When asked about the daily reality of developing DNA sequencing technology for a high-throughput sequencing center—a job that I’ve enjoyed every minute for the past 20 years—I typically respond, “Never a dull moment!”
When I find time to reflect upon the amazing trajectory of innovation that has brought the field to the current state, I marvel at what has been accomplished in a relatively short time period. Think about it.
Fred Sanger and colleagues first began publishing DNA sequencing methods in the mid-1970s, culminating in their description of the dideoxynucleotide chain termination method in PNAS in 1977.1 I learned DNA sequencing in the mid-1980s from Bruce Roe, my Ph.D. mentor, who learned from Fred Sanger and Alan Coulson.
At that time, the state-of-the-art included labeling four separate reactions for each
template with 32P-dATP and the Klenow fragment of E. coli DNA polymerase, separation on hand-assembled and poured polyacrylamide-urea gels, and autoradiography. Sequence data was entered by one hand into the computer (thankfully, the QWERTY keyboard contains the A, C, G and T keys on the same half!), while peering at the gel on a fluorescent lightbox and keeping track with the other hand.
Sounds like ancient history, but that was less than 30 years ago. In retrospect the dramatic changes in DNA sequencing in terms of its scale of execution, the interdisciplinary efforts required to produce, analyze, and interpret the data, the expanding impact of DNA sequencing on biological research, and, ultimately, on our economy have compounded at an amazing rate in that time frame.
This acceleration seems quite likely to continue as the pace of sequencing and its reach across the biological sciences shows no sign of slowing. Research activities in several areas that have been transformed by next-generation sequencing technology may be illustrative of this trajectory and its predicted acceleration.
In human metagenomics studies, for example, the sampling of bacterial, viral, and eukaryotic organisms taken from a specific area of the human body by gross sampling methods and DNA isolation has been greatly accelerated by next-generation sequencing (NGS) technology.
Generating NGS data from these metagenomic isolates addressed the two major issues—cost and ease of data generation—that kept early metagenomic studies from achieving their full potential.
With the decreased cost of NGS reads, significantly deeper sampling of each population isolate can be achieved and hence minor species detected. The digital nature of these reads further enables a measure of the relative proportions of each population member.
The simplicity of NGS library preparation, the ability to make these libraries from tiny input amounts of DNA, and the elimination of a bacterial cloning intermediate have been invaluable to improving the representation of all species present in the populations sampled and to expanding the types of samples we can address.

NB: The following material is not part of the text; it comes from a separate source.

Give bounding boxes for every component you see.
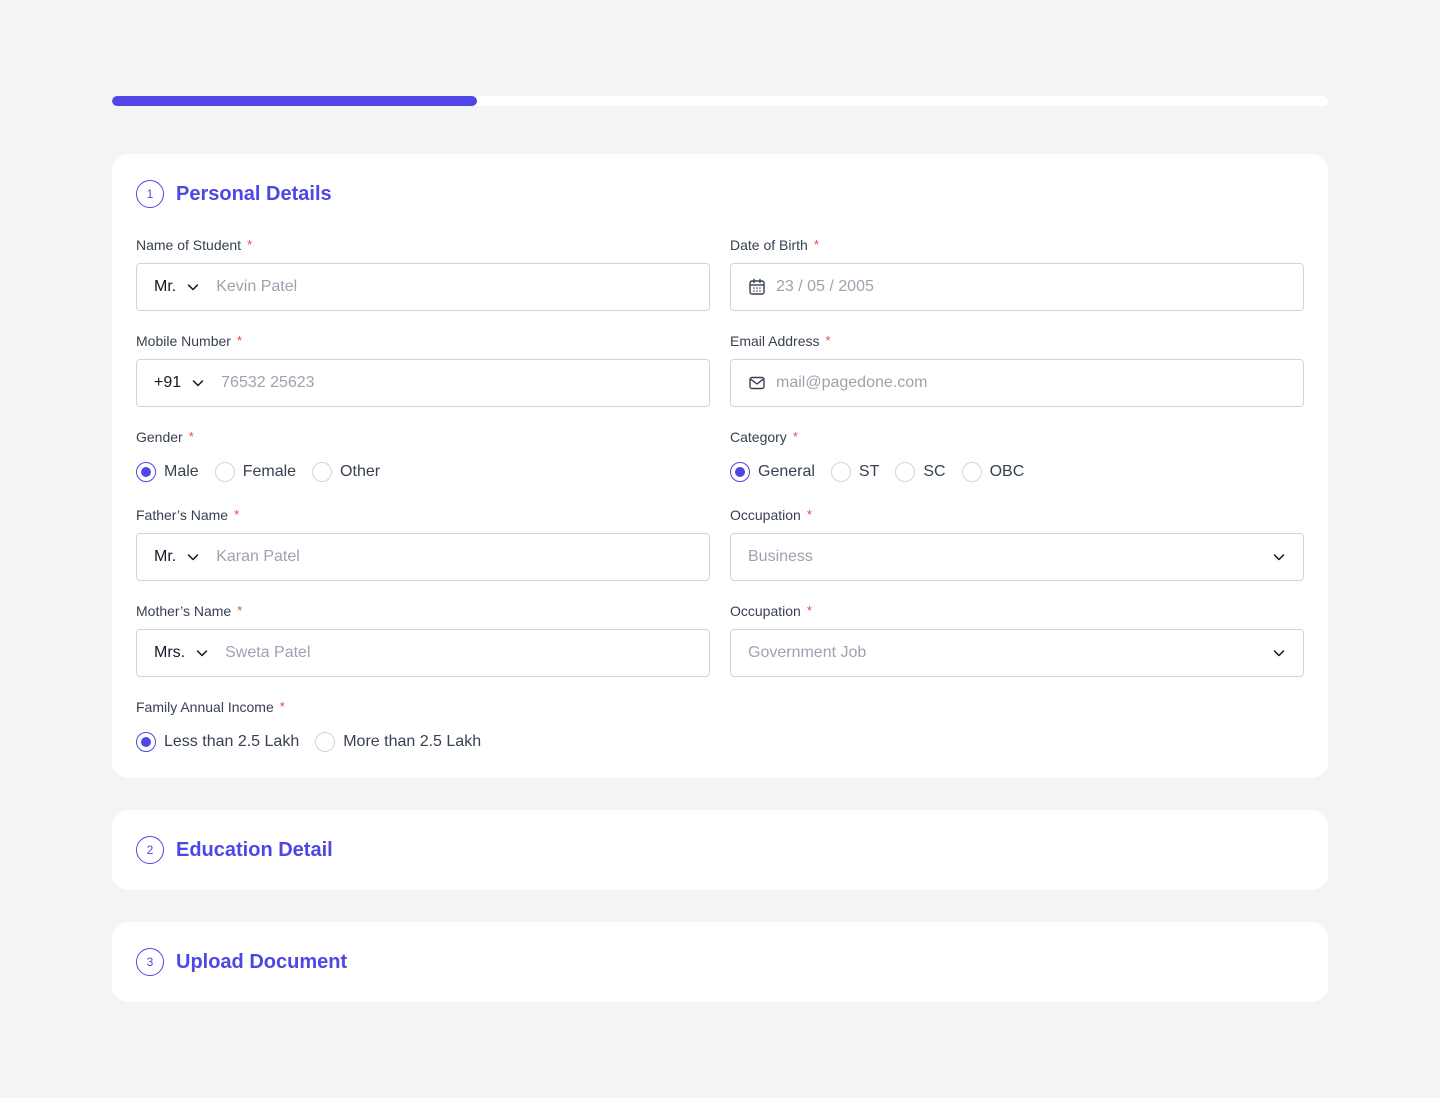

The development of data-analysis approaches that encompass the increasing size of the sequence datasets that result from deep NGS sampling and that can accurately mine information from them has re-engaged computational biologists and has resulted in a staggering amount of innovation.
Resulting “big science” projects such as the NIH’s Human Microbiome Project, Europe’s MetaHit, and other international projects, as well as the research of independent investigators, have begun to define bacterial diversity in human health and disease.2-3
Interestingly, we now have a bacterial census of the intestines of cats and dogs4, pigs5, and the octopus.6 Novel pathogenic viruses have been discovered by mining metagenomic datasets, and etiologic agents have been identified in disease outbreaks.7-8
By studying RNA isolates converted to cDNA from various sources, a new experimental approach called “metatranscriptomics” has resulted, and can be applied to characterize the metabolic potential of each population.
Metagenomics also has been applied to characterize environments unrelated to human health, such as soils9-10, lakes11, and thermal springs in Russia12, among myriad others. In fact, a quick search of PubMed with “metagenomic” reveals 1,382 references. Most have been published since 2005, across an incredible breadth of topics that reflect the explosion of this scientific endeavor in basic biological discovery, data analysis, data mining, and methods development.
As the transformation of metagenomics by NGS and advanced analytical approaches continues, it will be interesting to see its impact on diverse areas such as food safety monitoring (evidence the need for continuing vigilance as yet another E. coli strain impacts human health in Europe), and pharmaceutical product development and quality control (such as in vaccines or other live-cell products).
Another possible use will be diagnosis for optimal antibiotic treatment in patients affected with pathogens known to harbor a spectrum of antibiotic resistance such as methicillin-resistant Staphylococcus aureus (MRSA). There are numerous other applications.